Veeam v13: High Availability Cluster Setup from Scratch

Forum|Forum|4 months ago
March 16, 2026
10 comments
339 views

eblack
Influencer

High availability for VBR in v13 is not a general clustering feature for every backup server. It is a very specific design: two Linux Software Appliance nodes, one active and one passive, sharing the same external repositories and presenting a single cluster endpoint.

That distinction matters, because a lot of people hear ‘HA cluster’ and assume shared backup data, multi-node active/active processing, or some kind of three-node quorum design. This is not that.

The active node runs backup and replication operations. The passive node sits in standby, continuously receiving a replicated copy of the primary node’s configuration database. If the primary node fails, the passive node is promoted and work continues against the same repository infrastructure. The backup data does not move. The active role does.

What is actually replicating between the nodes

The thing being replicated is the VBR configuration database and the configuration state attached to it.

Patroni handles that part. PostgreSQL changes are streamed from the active node to the standby node as WAL data. As long as connectivity between the nodes is healthy, the standby stays current. If that link drops, the primary keeps accumulating WAL until the standby comes back and catches up.

What does not replicate is the backup data itself. Repositories stay where they already are. Both nodes need to be able to reach them, but the repositories are not part of the HA mechanism. That is why failover is about moving the active cluster role, not moving the storage.

The user-facing piece of that design is the virtual cluster IP. You connect to the cluster endpoint, not to the individual node addresses. During failover or switchover, that virtual IP moves to the node that is now primary.

This feature is gated harder than people expect

Hard limit	Detail
Node count	Exactly two nodes. No three-node or quorum layout.
Platform	Linux Software Appliance only. Windows VBR cannot participate.
License	Veeam Data Platform Premium on the primary node.
Networking	Both nodes and the virtual IP must be on the same subnet with static addresses.
Repositories	Local repository on the backup server cannot be used. All repositories must be external.
Management	Windows VBR console required for cluster assembly and management.

This requires VBR 13.0.1 or later. It was not included in 13.0.0.

It also requires a Veeam Data Platform Premium license on the primary node. Foundation, Advanced, Essentials, Community Edition, NFR, none of those qualify for this feature.

And it is Linux Software Appliance only. Windows-based VBR does not participate in this cluster design at all. If the backup server is still on Windows, this feature is not available no matter how much people wish it were.

What to get right before starting

Pre-flight checklist: reserve three IPs, create forward and reverse DNS records, deploy the second appliance on the same VBR version, and load the Premium license on the primary node before opening the wizard.

The preparation work is where most failed attempts should have been saved.

You need three static IP addresses on the same subnet: primary node, secondary node, and virtual cluster IP.

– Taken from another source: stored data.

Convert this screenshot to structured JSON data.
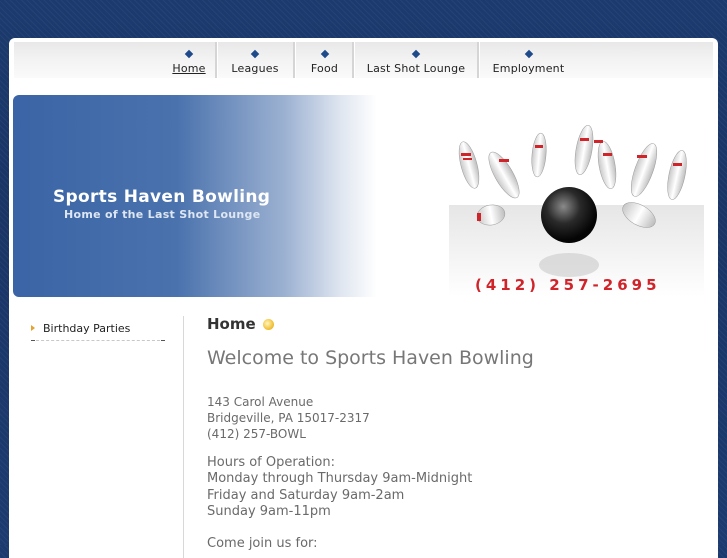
{
  "nav": {
    "items": [
      {
        "label": "Home",
        "active": true
      },
      {
        "label": "Leagues"
      },
      {
        "label": "Food"
      },
      {
        "label": "Last Shot Lounge"
      },
      {
        "label": "Employment"
      }
    ]
  },
  "banner": {
    "title": "Sports Haven Bowling",
    "subtitle": "Home of the Last Shot Lounge",
    "phone": "(412) 257-2695",
    "image_icon": "bowling-pins-icon"
  },
  "sidebar": {
    "items": [
      {
        "label": "Birthday Parties"
      }
    ]
  },
  "main": {
    "heading": "Home",
    "welcome": "Welcome to Sports Haven Bowling",
    "address": [
      "143 Carol Avenue",
      "Bridgeville, PA 15017-2317",
      "(412) 257-BOWL"
    ],
    "hours": [
      "Hours of Operation:",
      "Monday through Thursday 9am-Midnight",
      "Friday and Saturday 9am-2am",
      "Sunday 9am-11pm"
    ],
    "join": "Come join us for:"
  },
  "colors": {
    "accent": "#1e4a8c",
    "phone": "#d0242b",
    "sidebar_arrow": "#e8a030"
  }
}
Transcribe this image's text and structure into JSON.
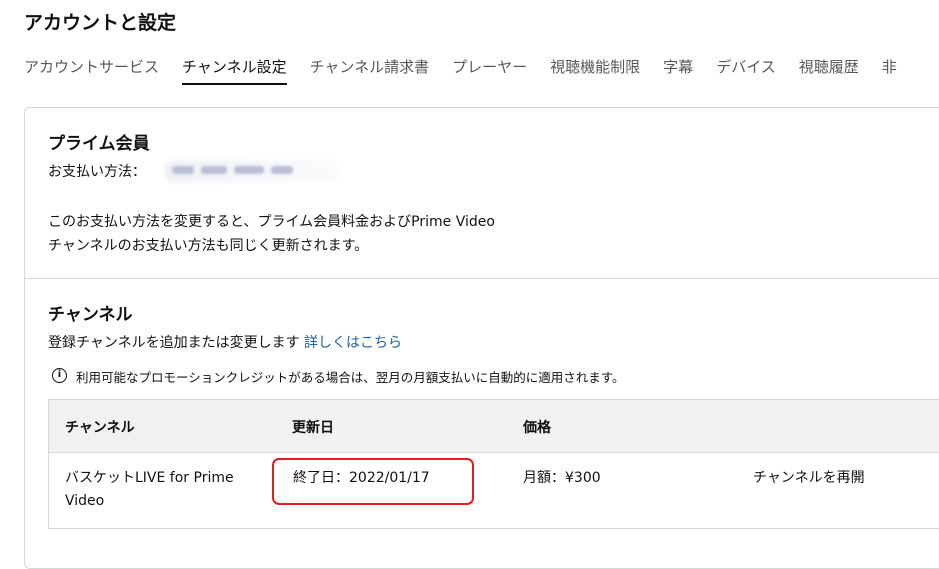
{
  "header": {
    "title": "アカウントと設定"
  },
  "tabs": [
    {
      "label": "アカウントサービス"
    },
    {
      "label": "チャンネル設定"
    },
    {
      "label": "チャンネル請求書"
    },
    {
      "label": "プレーヤー"
    },
    {
      "label": "視聴機能制限"
    },
    {
      "label": "字幕"
    },
    {
      "label": "デバイス"
    },
    {
      "label": "視聴履歴"
    },
    {
      "label": "非"
    }
  ],
  "active_tab": "チャンネル設定",
  "prime": {
    "title": "プライム会員",
    "payment_label": "お支払い方法：",
    "notice_line1": "このお支払い方法を変更すると、プライム会員料金およびPrime Video",
    "notice_line2": "チャンネルのお支払い方法も同じく更新されます。"
  },
  "channels": {
    "title": "チャンネル",
    "desc": "登録チャンネルを追加または変更します",
    "details_link": "詳しくはこちら",
    "info_note": "利用可能なプロモーションクレジットがある場合は、翌月の月額支払いに自動的に適用されます。",
    "table": {
      "headers": {
        "channel": "チャンネル",
        "renewal": "更新日",
        "price": "価格"
      },
      "rows": [
        {
          "channel_line1": "バスケットLIVE for Prime",
          "channel_line2": "Video",
          "renewal": "終了日：2022/01/17",
          "price": "月額：¥300",
          "action": "チャンネルを再開"
        }
      ]
    }
  },
  "colors": {
    "link": "#2162a1",
    "highlight": "#e02020",
    "header_bg": "#f0f2f2",
    "border": "#d5d9d9"
  }
}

You also need DNS to be correct before you touch the wizard. That means forward and reverse records for all three addresses. Not just the two node names. All three. If DNS is wrong, cluster assembly fails and you lose time fixing something that should have been validated earlier.

The secondary node needs to be a fresh Linux appliance deployment on the same VBR version as the primary. Same ISO version. Same general initial setup quality.

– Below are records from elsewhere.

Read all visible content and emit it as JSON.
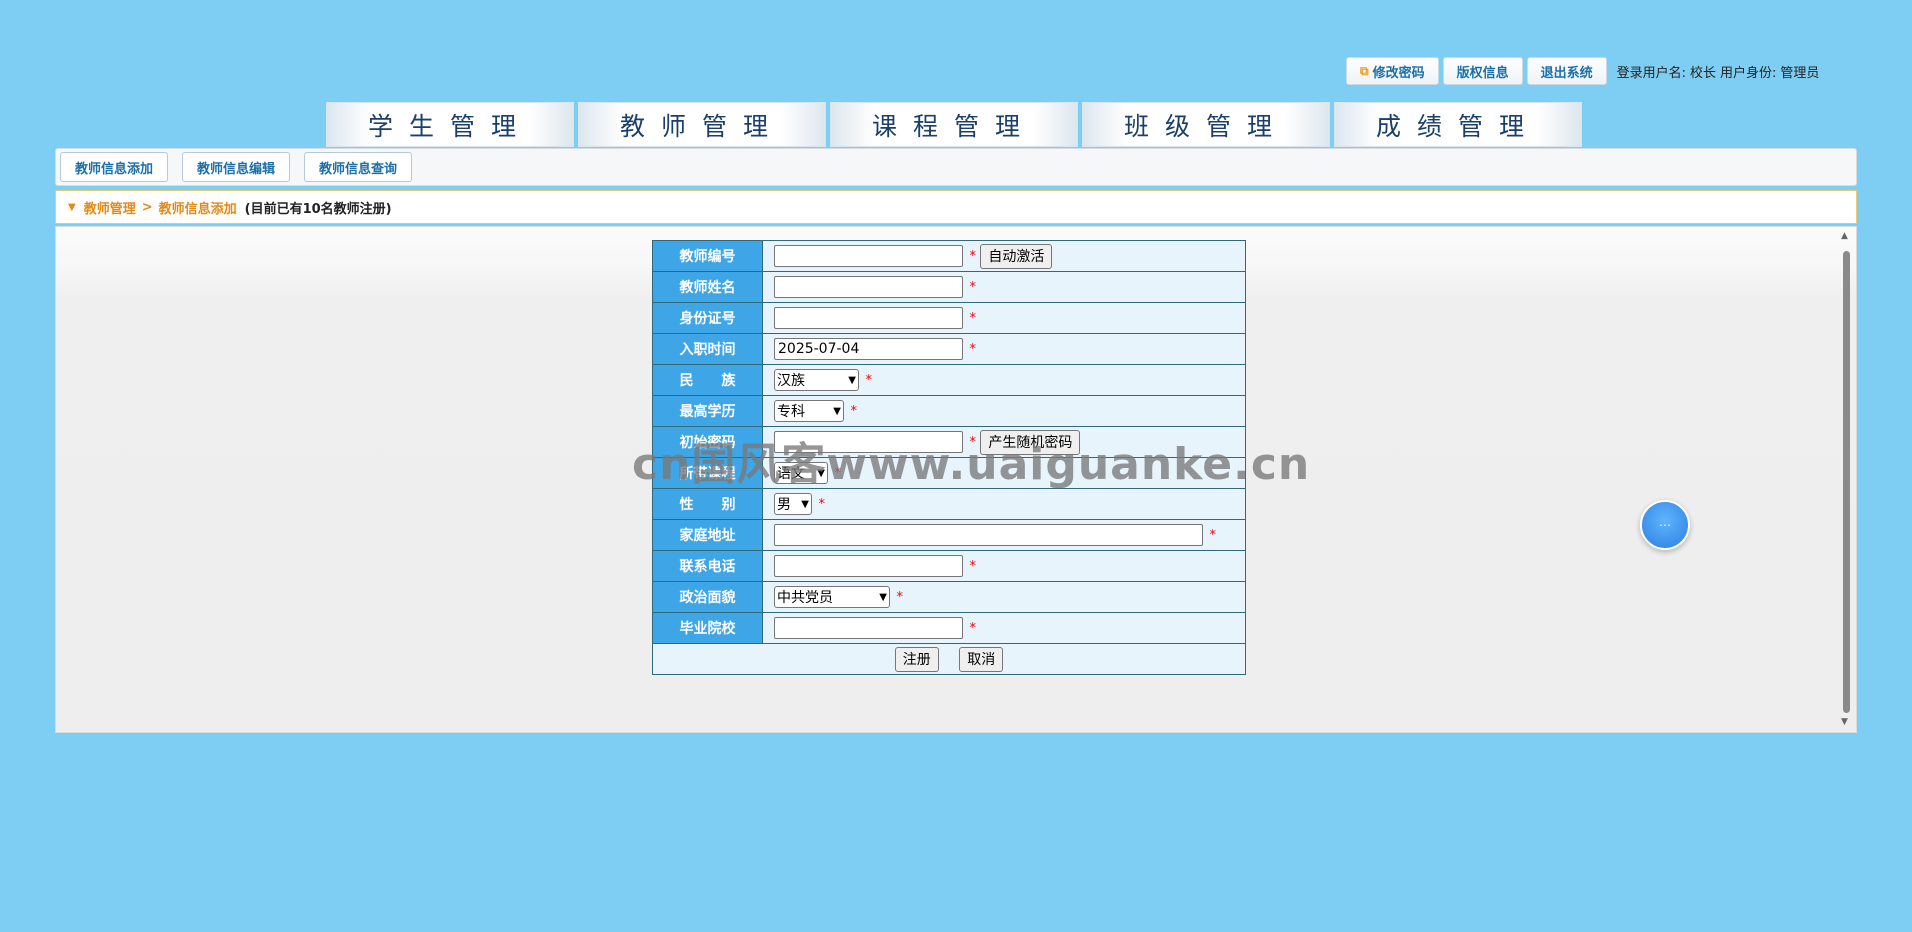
{
  "topbar": {
    "change_password": "修改密码",
    "copyright": "版权信息",
    "logout": "退出系统",
    "user_label": "登录用户名:",
    "user_name": "校长",
    "role_label": "用户身份:",
    "role_name": "管理员"
  },
  "nav": {
    "tabs": [
      {
        "label": "学生管理"
      },
      {
        "label": "教师管理"
      },
      {
        "label": "课程管理"
      },
      {
        "label": "班级管理"
      },
      {
        "label": "成绩管理"
      }
    ]
  },
  "subnav": {
    "items": [
      {
        "label": "教师信息添加"
      },
      {
        "label": "教师信息编辑"
      },
      {
        "label": "教师信息查询"
      }
    ]
  },
  "breadcrumb": {
    "section": "教师管理",
    "separator": ">",
    "page": "教师信息添加",
    "note": "(目前已有10名教师注册)"
  },
  "form": {
    "teacher_id": {
      "label": "教师编号",
      "value": "",
      "button": "自动激活"
    },
    "teacher_name": {
      "label": "教师姓名",
      "value": ""
    },
    "id_card": {
      "label": "身份证号",
      "value": ""
    },
    "hire_date": {
      "label": "入职时间",
      "value": "2025-07-04"
    },
    "ethnicity": {
      "label": "民　　族",
      "selected": "汉族"
    },
    "education": {
      "label": "最高学历",
      "selected": "专科"
    },
    "password": {
      "label": "初始密码",
      "value": "",
      "button": "产生随机密码"
    },
    "course": {
      "label": "所带课程",
      "selected": "语文"
    },
    "gender": {
      "label": "性　　别",
      "selected": "男"
    },
    "address": {
      "label": "家庭地址",
      "value": ""
    },
    "phone": {
      "label": "联系电话",
      "value": ""
    },
    "political": {
      "label": "政治面貌",
      "selected": "中共党员"
    },
    "school": {
      "label": "毕业院校",
      "value": ""
    },
    "required_mark": "*",
    "submit": "注册",
    "cancel": "取消"
  },
  "watermark": "cn国风客www.uaiguanke.cn",
  "colors": {
    "page_bg": "#7ecdf2",
    "label_bg": "#3ea6e6",
    "accent_orange": "#e48a17",
    "link_blue": "#1d6fa8"
  }
}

The Premium license only needs to be applied to the primary node.

The step that catches most people

Before you can even run the cluster wizard, each node has to receive an HA enable request through Host Management.

That is not a Windows-console step.

You open the Host Management console for the primary node, submit the HA request there, and do the same thing on the secondary node. If a Security Officer account is configured on either node, that approval has to happen separately before the request is actually valid.

There is also a time limit on that approval window. If you do not finish cluster assembly soon enough, the request expires and you do it again.

Assembling the cluster

Once both nodes have the HA enable request approved, move to the Windows console and connect directly to the primary node. Not the cluster IP, because that does not exist yet.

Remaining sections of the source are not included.